Re: reasoning under computational limitations

Wei Dai (weidai@eskimo.com)
Mon, 5 Apr 1999 16:46:14 -0700

On Mon, Apr 05, 1999 at 07:36:35PM +0000, Nick Bostrom wrote:
> What are these grounds? (You referred to "various paradoxes"--which
> ones do you have in mind?)

I can think of several paradoxes and they all relate to the fact that averages taken over the universe are not guaranteed to converge if the universe is infinite. Expectations are a kind of average, and they do not necessarily converge either. Here is an example. Suppose you are offered a bet where you can win or lose $1. You are in an infinite universe with an infinite number of people in your situation and you can't tell which of them you are. Some of them are potential winners and some of them are potential losers. The (potential) winners and losers are distributed as follows: 1 winner, followed by 2 losers, followed by 4 winners, followed by 8 losers, and so on. The paradox is that if you try to compute an expected payoff for the bet under the assumption that you are equally likely to be any of these people your computation won't converge.
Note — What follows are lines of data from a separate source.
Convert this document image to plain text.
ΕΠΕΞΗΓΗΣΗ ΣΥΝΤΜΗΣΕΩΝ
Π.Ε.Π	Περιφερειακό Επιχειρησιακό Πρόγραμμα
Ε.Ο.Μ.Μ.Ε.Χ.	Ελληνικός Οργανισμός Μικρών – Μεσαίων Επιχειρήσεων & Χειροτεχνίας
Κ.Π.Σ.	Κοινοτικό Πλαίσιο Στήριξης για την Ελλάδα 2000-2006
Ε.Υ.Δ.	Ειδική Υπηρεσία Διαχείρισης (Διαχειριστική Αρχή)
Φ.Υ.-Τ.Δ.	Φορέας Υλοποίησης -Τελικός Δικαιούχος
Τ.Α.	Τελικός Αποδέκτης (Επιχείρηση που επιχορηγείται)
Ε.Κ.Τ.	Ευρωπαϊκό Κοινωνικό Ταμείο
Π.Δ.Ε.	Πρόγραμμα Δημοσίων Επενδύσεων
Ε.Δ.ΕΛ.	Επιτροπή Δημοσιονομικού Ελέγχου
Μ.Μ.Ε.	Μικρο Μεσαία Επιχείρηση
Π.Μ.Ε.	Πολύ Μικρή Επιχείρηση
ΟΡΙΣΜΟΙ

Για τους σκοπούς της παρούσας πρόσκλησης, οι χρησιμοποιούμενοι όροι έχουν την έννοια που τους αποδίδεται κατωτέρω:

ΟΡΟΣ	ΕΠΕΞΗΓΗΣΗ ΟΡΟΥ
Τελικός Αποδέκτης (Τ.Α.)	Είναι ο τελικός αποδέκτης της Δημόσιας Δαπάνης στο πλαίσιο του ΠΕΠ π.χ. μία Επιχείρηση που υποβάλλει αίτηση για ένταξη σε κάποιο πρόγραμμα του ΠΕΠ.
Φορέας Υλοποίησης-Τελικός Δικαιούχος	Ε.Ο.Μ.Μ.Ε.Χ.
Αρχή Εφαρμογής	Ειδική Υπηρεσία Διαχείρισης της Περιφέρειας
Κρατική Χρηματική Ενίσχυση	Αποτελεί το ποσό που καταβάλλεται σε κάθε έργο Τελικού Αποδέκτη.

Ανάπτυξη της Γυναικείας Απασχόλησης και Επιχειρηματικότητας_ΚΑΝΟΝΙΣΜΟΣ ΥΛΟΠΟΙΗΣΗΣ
The only way I can see to get around the paradox is to assume that you are a priori more likely to be near the center/beginning of the universe (or some other point), and that's what I meant by the preferred position. The exact choice of the preferred position, how "near" is defined, and how much more likely you are to be near it should all be part of the hypothesis that you are considering.

> The Big Bang is a singularity but not really a position.
> Immediately after the Big Bang, if the universe is open or flat, the
> universe was spatially infinite. So if you assign number 1 to the Big
> Bang, what spacetime point is number 2?

I wasn't being very precise when I said the conventional model has a preferred position which is the Big Bang. What I meant is that the Big Bang is a natural choice for the preferred position. There are many ways to define "near" and thus to pick point number 2. The simplest would be to to pick the point that comes immediately after the Big Bang in the rest frame of the universe.